About two years ago, HRM libraries started ordering fragrance free editions of magazines, where they exist. But it isn't always an option.  The HRM library head office, which receives magazines for all the branch libraries, does not remove the scent strips.  It leaves that decision up to the branches. The ads are usually on heavier paper, and can be removed without  losing story content.

The strips can cause serious harm.  One man in the US with Gulf War Syndrome was hospitalized with an asthma attack after opening a magazine containing a leaking scent strip.  His bill for emergency room care, and four days in hospital came to over $9,000.  Scents are a known trigger for asthma and other breathing problems, and for a variety of reactions in people with chemical sensitivities and chronic fatigue syndrome.

Excerpt from a message from Barbara Warren, Publisher, Sympatico NetLife to a customer who became sick after opening a copy of NetLife containing a scent strip and phoned to complain:

"Rest assured you are not alone in your concerns about the scent strip. I've been publisher of this magazine for five years now, and I've never seen an outcry like we've had with this particular issue.

"The scent strip was a test for us.
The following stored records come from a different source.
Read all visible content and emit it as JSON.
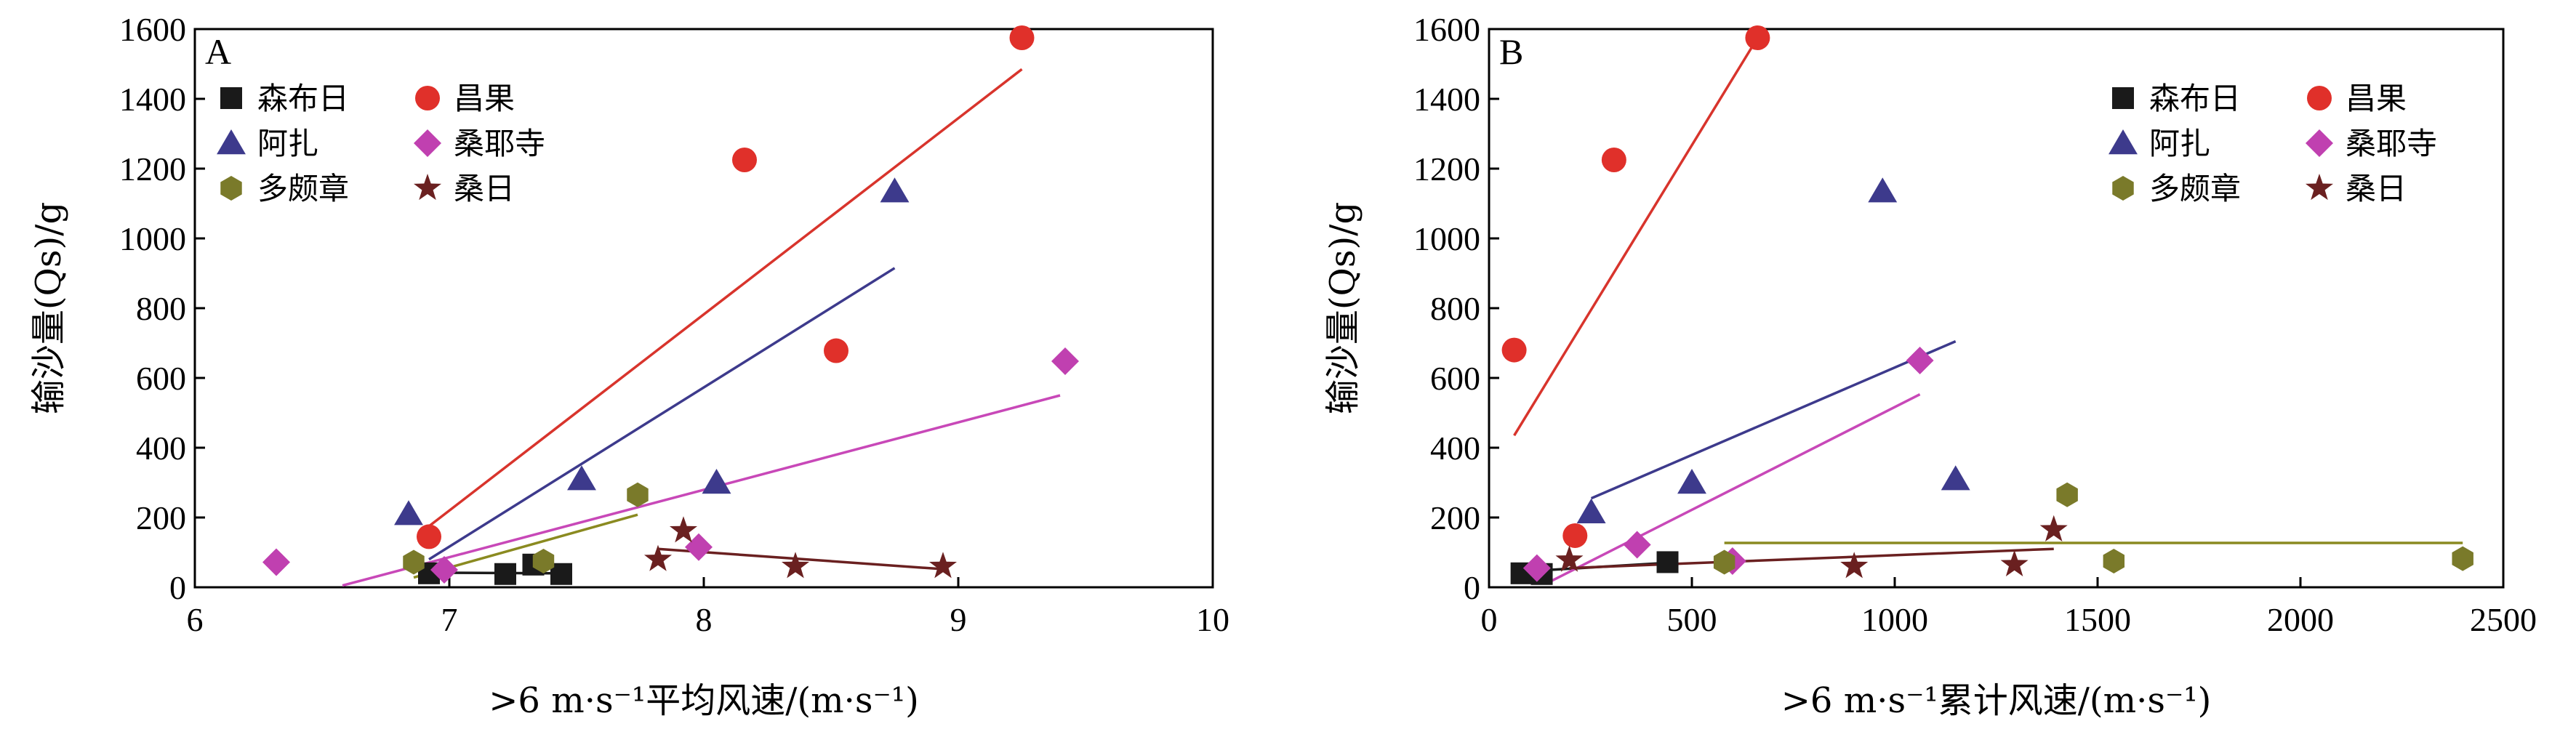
{
  "series_styles": [
    {
      "name": "森布日",
      "color": "#1a1a1a",
      "line_color": "#1a1a1a",
      "marker": "square"
    },
    {
      "name": "昌果",
      "color": "#e0302a",
      "line_color": "#d8342c",
      "marker": "circle"
    },
    {
      "name": "阿扎",
      "color": "#3d3a8c",
      "line_color": "#3d3a8c",
      "marker": "triangle"
    },
    {
      "name": "桑耶寺",
      "color": "#c040b0",
      "line_color": "#c848b8",
      "marker": "diamond"
    },
    {
      "name": "多颇章",
      "color": "#7a7a2a",
      "line_color": "#8a8a20",
      "marker": "hexagon"
    },
    {
      "name": "桑日",
      "color": "#6a2020",
      "line_color": "#6a2020",
      "marker": "star"
    }
  ],
  "chart_data": [
    {
      "type": "scatter",
      "panel": "A",
      "xlabel": ">6 m·s⁻¹平均风速/(m·s⁻¹)",
      "ylabel": "输沙量(Qs)/g",
      "xlim": [
        6,
        10
      ],
      "ylim": [
        0,
        1600
      ],
      "xticks": [
        6,
        7,
        8,
        9,
        10
      ],
      "yticks": [
        0,
        200,
        400,
        600,
        800,
        1000,
        1200,
        1400,
        1600
      ],
      "legend": "top-left",
      "grid": false,
      "series": [
        {
          "name": "森布日",
          "points": [
            [
              6.92,
              40
            ],
            [
              7.22,
              38
            ],
            [
              7.33,
              65
            ],
            [
              7.44,
              38
            ]
          ],
          "fit": [
            [
              6.9,
              42
            ],
            [
              7.4,
              40
            ]
          ]
        },
        {
          "name": "昌果",
          "points": [
            [
              6.92,
              145
            ],
            [
              8.16,
              1225
            ],
            [
              8.52,
              678
            ],
            [
              9.25,
              1575
            ]
          ],
          "fit": [
            [
              6.92,
              175
            ],
            [
              9.25,
              1485
            ]
          ]
        },
        {
          "name": "阿扎",
          "points": [
            [
              6.84,
              210
            ],
            [
              7.52,
              310
            ],
            [
              8.05,
              300
            ],
            [
              8.75,
              1135
            ]
          ],
          "fit": [
            [
              6.92,
              80
            ],
            [
              8.75,
              915
            ]
          ]
        },
        {
          "name": "桑耶寺",
          "points": [
            [
              6.32,
              72
            ],
            [
              6.98,
              50
            ],
            [
              7.98,
              115
            ],
            [
              9.42,
              648
            ]
          ],
          "fit": [
            [
              6.58,
              5
            ],
            [
              9.4,
              550
            ]
          ]
        },
        {
          "name": "多颇章",
          "points": [
            [
              6.86,
              72
            ],
            [
              7.37,
              75
            ],
            [
              7.74,
              265
            ]
          ],
          "fit": [
            [
              6.86,
              28
            ],
            [
              7.74,
              208
            ]
          ]
        },
        {
          "name": "桑日",
          "points": [
            [
              7.82,
              80
            ],
            [
              7.92,
              162
            ],
            [
              8.36,
              60
            ],
            [
              8.94,
              60
            ]
          ],
          "fit": [
            [
              7.82,
              110
            ],
            [
              8.94,
              52
            ]
          ]
        }
      ]
    },
    {
      "type": "scatter",
      "panel": "B",
      "xlabel": ">6 m·s⁻¹累计风速/(m·s⁻¹)",
      "ylabel": "输沙量(Qs)/g",
      "xlim": [
        0,
        2500
      ],
      "ylim": [
        0,
        1600
      ],
      "xticks": [
        0,
        500,
        1000,
        1500,
        2000,
        2500
      ],
      "yticks": [
        0,
        200,
        400,
        600,
        800,
        1000,
        1200,
        1400,
        1600
      ],
      "legend": "top-right",
      "grid": false,
      "series": [
        {
          "name": "森布日",
          "points": [
            [
              80,
              40
            ],
            [
              130,
              38
            ],
            [
              440,
              72
            ]
          ],
          "fit": [
            [
              80,
              45
            ],
            [
              440,
              70
            ]
          ]
        },
        {
          "name": "昌果",
          "points": [
            [
              62,
              680
            ],
            [
              212,
              148
            ],
            [
              308,
              1225
            ],
            [
              662,
              1575
            ]
          ],
          "fit": [
            [
              62,
              435
            ],
            [
              662,
              1575
            ]
          ]
        },
        {
          "name": "阿扎",
          "points": [
            [
              252,
              215
            ],
            [
              500,
              300
            ],
            [
              970,
              1135
            ],
            [
              1150,
              310
            ]
          ],
          "fit": [
            [
              252,
              255
            ],
            [
              1150,
              705
            ]
          ]
        },
        {
          "name": "桑耶寺",
          "points": [
            [
              118,
              55
            ],
            [
              365,
              122
            ],
            [
              600,
              75
            ],
            [
              1062,
              650
            ]
          ],
          "fit": [
            [
              140,
              10
            ],
            [
              1062,
              553
            ]
          ]
        },
        {
          "name": "多颇章",
          "points": [
            [
              580,
              72
            ],
            [
              1425,
              265
            ],
            [
              1540,
              75
            ],
            [
              2400,
              82
            ]
          ],
          "fit": [
            [
              580,
              127
            ],
            [
              2400,
              127
            ]
          ]
        },
        {
          "name": "桑日",
          "points": [
            [
              198,
              78
            ],
            [
              900,
              60
            ],
            [
              1295,
              65
            ],
            [
              1392,
              165
            ]
          ],
          "fit": [
            [
              198,
              55
            ],
            [
              1392,
              110
            ]
          ]
        }
      ]
    }
  ]
}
As you probably know we've never run one before, and I can't imagine that in all good conscience we would run one again, knowing that it causes physical harm to some of our membership which we were certainly not aware of.

"So please accept my profuse apologies for any discomfort the scent strip may have caused you or anyone in your home.  That was not our intention. We have absolutely no plans to run any in the next 12 months and would certainly have to give long, hard, conscionable thought before we'll ever accept one again...

"I wanted to thank you for getting in touch and letting us know so that we can realize the widespread reaction that has happened from our actions."